Entrepreneurship is another area that can be helped with well-targeted immigration reform. Economic research suggests that new-firm growth is the primary driver of job creation, which makes the promotion of entrepreneurship an economic imperative for the United States. The Kauffman Foundation, which conducts research on entrepreneurship in the United States, has found that new-firm formation is half of what it was a generation ago. The Kauffman Foundation has studied immigrant entrepreneurship extensively, and their findings are striking: Immigrants are two times more likely than a native individual is to start a business, and creating a start-up visa could generate between 500,000 and 1.6 million jobs.
These are businesses that provide employment opportunities for Americans, as well as offer more choices of goods and services to consumers. Establishing a start-up visa program, like the one laid out in Arizona Rep. Kyrsten Sinema’s Jobs in America Act, would create thousands of jobs for American workers and promote capital investment in the United States.
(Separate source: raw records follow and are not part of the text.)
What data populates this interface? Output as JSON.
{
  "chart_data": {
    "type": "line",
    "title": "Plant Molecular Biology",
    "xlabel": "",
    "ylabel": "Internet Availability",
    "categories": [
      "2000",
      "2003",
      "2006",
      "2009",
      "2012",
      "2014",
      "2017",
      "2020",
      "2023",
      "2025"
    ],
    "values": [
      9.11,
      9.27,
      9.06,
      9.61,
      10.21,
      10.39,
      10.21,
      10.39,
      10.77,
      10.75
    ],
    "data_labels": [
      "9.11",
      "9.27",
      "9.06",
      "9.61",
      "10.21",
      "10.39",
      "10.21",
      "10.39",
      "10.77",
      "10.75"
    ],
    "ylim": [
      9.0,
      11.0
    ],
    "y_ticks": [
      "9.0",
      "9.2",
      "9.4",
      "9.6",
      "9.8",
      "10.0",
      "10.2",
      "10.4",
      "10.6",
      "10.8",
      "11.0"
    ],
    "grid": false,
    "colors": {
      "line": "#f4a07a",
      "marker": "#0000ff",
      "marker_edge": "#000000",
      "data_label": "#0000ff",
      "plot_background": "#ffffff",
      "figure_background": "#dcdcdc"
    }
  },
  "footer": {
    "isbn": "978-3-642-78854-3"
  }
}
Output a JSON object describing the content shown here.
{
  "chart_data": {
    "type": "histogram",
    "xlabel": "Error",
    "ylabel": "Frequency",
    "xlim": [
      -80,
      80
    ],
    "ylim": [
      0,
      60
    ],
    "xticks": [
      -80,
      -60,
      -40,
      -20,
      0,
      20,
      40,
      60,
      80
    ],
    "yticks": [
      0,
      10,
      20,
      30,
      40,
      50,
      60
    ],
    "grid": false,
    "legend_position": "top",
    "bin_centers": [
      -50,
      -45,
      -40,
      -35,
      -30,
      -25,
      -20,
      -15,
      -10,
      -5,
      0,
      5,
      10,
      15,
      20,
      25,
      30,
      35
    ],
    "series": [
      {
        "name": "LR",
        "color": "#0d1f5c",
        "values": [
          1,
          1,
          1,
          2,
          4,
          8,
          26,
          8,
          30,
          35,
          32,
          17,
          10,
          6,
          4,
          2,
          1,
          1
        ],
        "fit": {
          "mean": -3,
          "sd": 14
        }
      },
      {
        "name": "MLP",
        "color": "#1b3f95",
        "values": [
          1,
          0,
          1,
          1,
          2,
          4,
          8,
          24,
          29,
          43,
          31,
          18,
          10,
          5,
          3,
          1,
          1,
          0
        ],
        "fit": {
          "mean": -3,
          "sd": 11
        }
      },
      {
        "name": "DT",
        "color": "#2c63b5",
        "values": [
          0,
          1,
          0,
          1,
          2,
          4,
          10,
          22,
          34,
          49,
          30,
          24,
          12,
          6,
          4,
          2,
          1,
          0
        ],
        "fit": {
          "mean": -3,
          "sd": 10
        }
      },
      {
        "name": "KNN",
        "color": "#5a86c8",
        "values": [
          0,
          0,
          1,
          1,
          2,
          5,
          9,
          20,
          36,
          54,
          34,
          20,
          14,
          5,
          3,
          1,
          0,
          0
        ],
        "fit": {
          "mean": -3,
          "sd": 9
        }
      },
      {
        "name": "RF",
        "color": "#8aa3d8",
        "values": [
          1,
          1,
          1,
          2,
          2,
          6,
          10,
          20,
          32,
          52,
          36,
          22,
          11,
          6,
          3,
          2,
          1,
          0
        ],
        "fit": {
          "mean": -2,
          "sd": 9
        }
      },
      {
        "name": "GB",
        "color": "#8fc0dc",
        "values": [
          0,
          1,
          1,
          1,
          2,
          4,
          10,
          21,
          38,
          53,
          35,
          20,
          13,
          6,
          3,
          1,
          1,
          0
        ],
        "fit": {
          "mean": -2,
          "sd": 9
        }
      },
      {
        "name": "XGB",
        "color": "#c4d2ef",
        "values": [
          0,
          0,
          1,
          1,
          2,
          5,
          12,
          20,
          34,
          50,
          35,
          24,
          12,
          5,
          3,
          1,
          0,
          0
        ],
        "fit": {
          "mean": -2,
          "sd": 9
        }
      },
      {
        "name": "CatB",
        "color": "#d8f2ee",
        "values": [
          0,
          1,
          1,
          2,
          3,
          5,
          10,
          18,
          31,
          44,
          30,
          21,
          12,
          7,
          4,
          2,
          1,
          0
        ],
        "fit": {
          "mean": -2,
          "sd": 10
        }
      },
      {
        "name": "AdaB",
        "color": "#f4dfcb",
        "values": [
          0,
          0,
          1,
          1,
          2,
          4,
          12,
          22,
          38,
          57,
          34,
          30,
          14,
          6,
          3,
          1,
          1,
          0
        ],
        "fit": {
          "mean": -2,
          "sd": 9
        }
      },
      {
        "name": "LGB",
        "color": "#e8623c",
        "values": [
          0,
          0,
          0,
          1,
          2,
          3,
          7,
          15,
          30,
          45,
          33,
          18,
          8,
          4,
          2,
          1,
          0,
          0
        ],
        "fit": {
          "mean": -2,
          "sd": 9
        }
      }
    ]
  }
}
Incentivizing potential immigrant entrepreneurs to start a business in the United States over other countries is a winning policy for the entrepreneur, and a winning policy for American workers.
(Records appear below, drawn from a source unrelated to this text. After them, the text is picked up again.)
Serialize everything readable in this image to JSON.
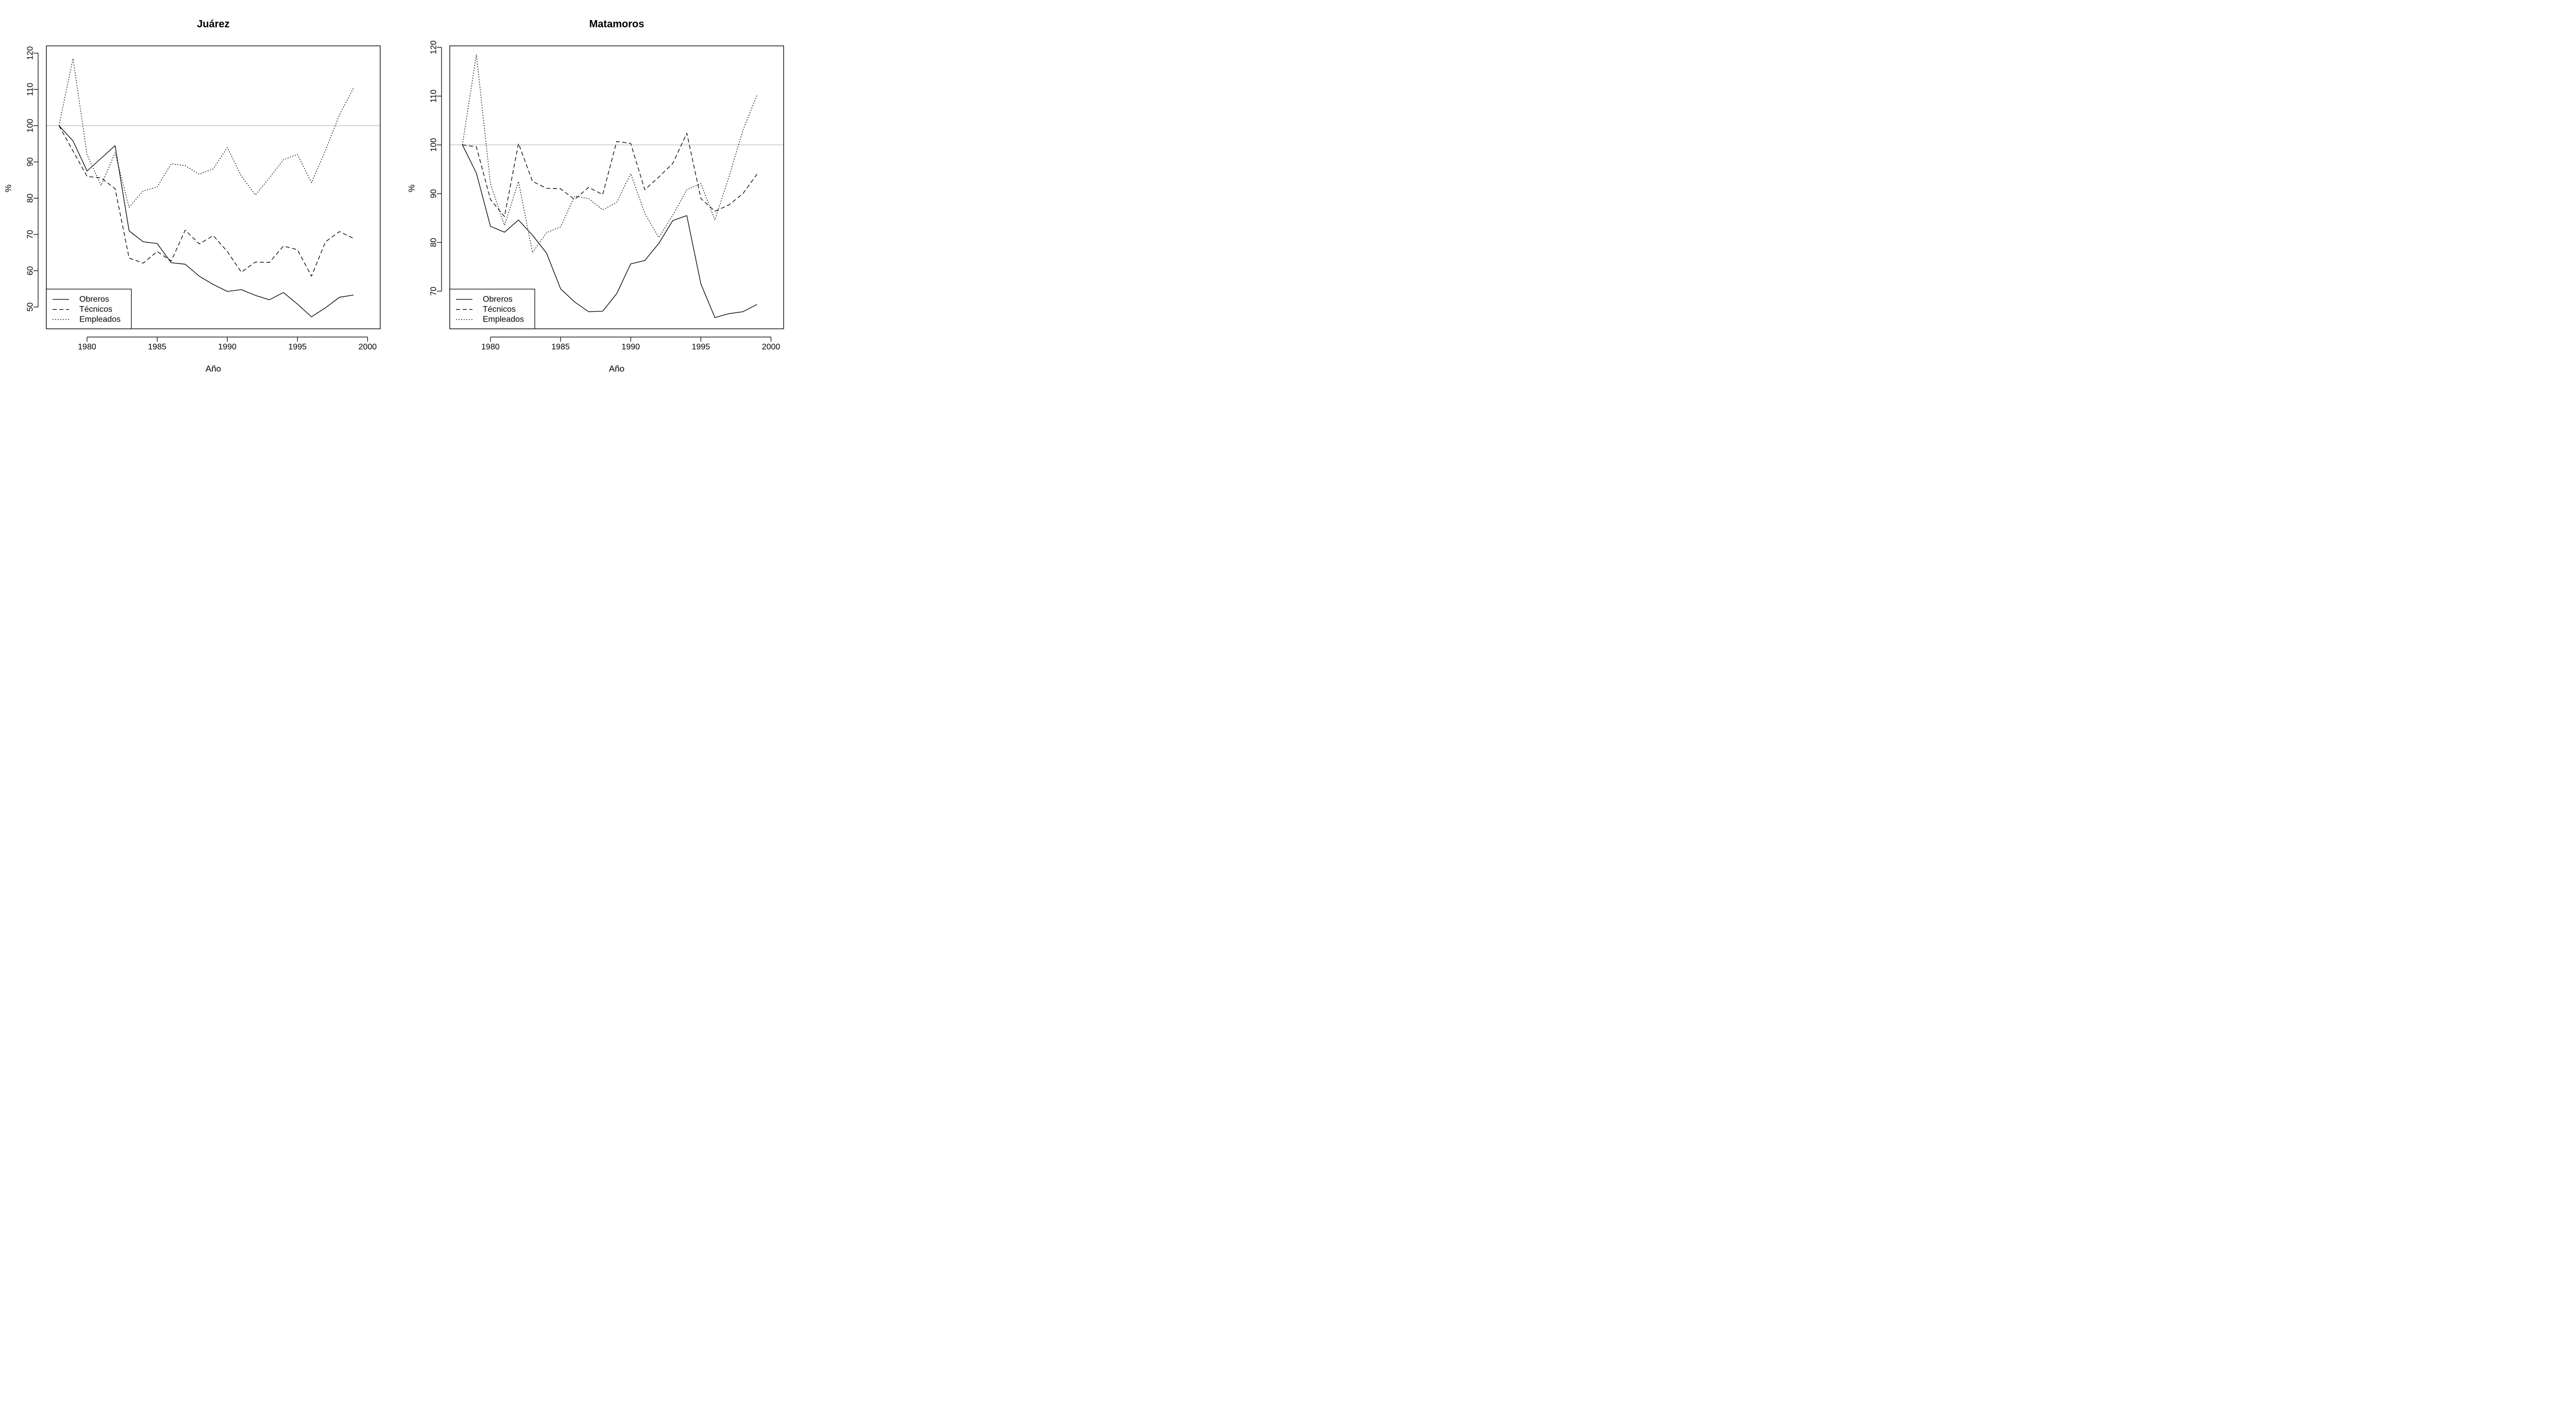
{
  "chart_data": [
    {
      "type": "line",
      "title": "Juárez",
      "xlabel": "Año",
      "ylabel": "%",
      "xlim": [
        1977.1,
        2000.9
      ],
      "ylim": [
        44,
        122
      ],
      "xticks": [
        1980,
        1985,
        1990,
        1995,
        2000
      ],
      "yticks": [
        50,
        60,
        70,
        80,
        90,
        100,
        110,
        120
      ],
      "reference_line": 100,
      "legend_position": "bottom-left",
      "x": [
        1978,
        1979,
        1980,
        1981,
        1982,
        1983,
        1984,
        1985,
        1986,
        1987,
        1988,
        1989,
        1990,
        1991,
        1992,
        1993,
        1994,
        1995,
        1996,
        1997,
        1998,
        1999
      ],
      "series": [
        {
          "name": "Obreros",
          "linestyle": "solid",
          "values": [
            100,
            95.8,
            87.5,
            91,
            94.5,
            71,
            68,
            67.5,
            62.2,
            61.8,
            58.5,
            56.2,
            54.3,
            54.8,
            53.2,
            52,
            54,
            50.8,
            47.3,
            49.8,
            52.7,
            53.3
          ]
        },
        {
          "name": "Técnicos",
          "linestyle": "dashed",
          "values": [
            100,
            93,
            86,
            85.6,
            82.6,
            63.5,
            62.1,
            65.3,
            62.7,
            71.2,
            67.4,
            69.7,
            65.3,
            59.6,
            62.4,
            62.3,
            66.8,
            65.8,
            58.5,
            68,
            70.8,
            68.9
          ]
        },
        {
          "name": "Empleados",
          "linestyle": "dotted",
          "values": [
            100,
            118.5,
            92,
            83.5,
            92.5,
            77.5,
            82,
            83.1,
            89.5,
            89,
            86.6,
            88.1,
            94,
            86.1,
            80.9,
            85.6,
            90.6,
            92.1,
            84.3,
            93.2,
            103,
            110.4
          ]
        }
      ]
    },
    {
      "type": "line",
      "title": "Matamoros",
      "xlabel": "Año",
      "ylabel": "%",
      "xlim": [
        1977.1,
        2000.9
      ],
      "ylim": [
        62.3,
        120.3
      ],
      "xticks": [
        1980,
        1985,
        1990,
        1995,
        2000
      ],
      "yticks": [
        70,
        80,
        90,
        100,
        110,
        120
      ],
      "reference_line": 100,
      "legend_position": "bottom-left",
      "x": [
        1978,
        1979,
        1980,
        1981,
        1982,
        1983,
        1984,
        1985,
        1986,
        1987,
        1988,
        1989,
        1990,
        1991,
        1992,
        1993,
        1994,
        1995,
        1996,
        1997,
        1998,
        1999
      ],
      "series": [
        {
          "name": "Obreros",
          "linestyle": "solid",
          "values": [
            100,
            94.2,
            83.3,
            82.1,
            84.6,
            81.5,
            77.8,
            70.5,
            67.8,
            65.8,
            65.9,
            69.5,
            75.6,
            76.3,
            79.8,
            84.5,
            85.5,
            71.5,
            64.6,
            65.4,
            65.8,
            67.3
          ]
        },
        {
          "name": "Técnicos",
          "linestyle": "dashed",
          "values": [
            100,
            99.6,
            88.8,
            85.3,
            100.3,
            92.5,
            91.1,
            91,
            88.8,
            91.3,
            89.8,
            100.7,
            100.3,
            90.8,
            93.4,
            96.2,
            102.4,
            89,
            86.4,
            87.7,
            90,
            94
          ]
        },
        {
          "name": "Empleados",
          "linestyle": "dotted",
          "values": [
            100,
            118.5,
            92,
            83.5,
            92.5,
            77.9,
            82,
            83.2,
            89.5,
            89,
            86.7,
            88.2,
            94.1,
            86,
            81,
            85.6,
            90.8,
            92.1,
            84.6,
            93.4,
            103,
            110.2
          ]
        }
      ]
    }
  ]
}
As noted by the Chicago Council, the science, technology, engineering, and math (STEM) sector is growing quickly, driven in part by the presence of skilled immigrants with advanced degrees. Allowing immigrant students pursuing STEM degrees to remain in the United States on a long-term basis after completing their education would be hugely beneficial for the continued growth of STEM sector businesses. In August 2016, when the Chicago Council report was published, 60 percent of start-ups valued at over $1 billion were founded by immigrants or their children, worth $81 billion in total. A report by New American Economy found that over 40 percent of the 2010 Fortune 500 companies were founded by immigrants or their children.
Improving medical care, growing the economy, and creating jobs are objectives all lawmakers can support. Uncapping high-value immigration is a powerful mechanism to achieve these objectives and improve the lives of all Americans.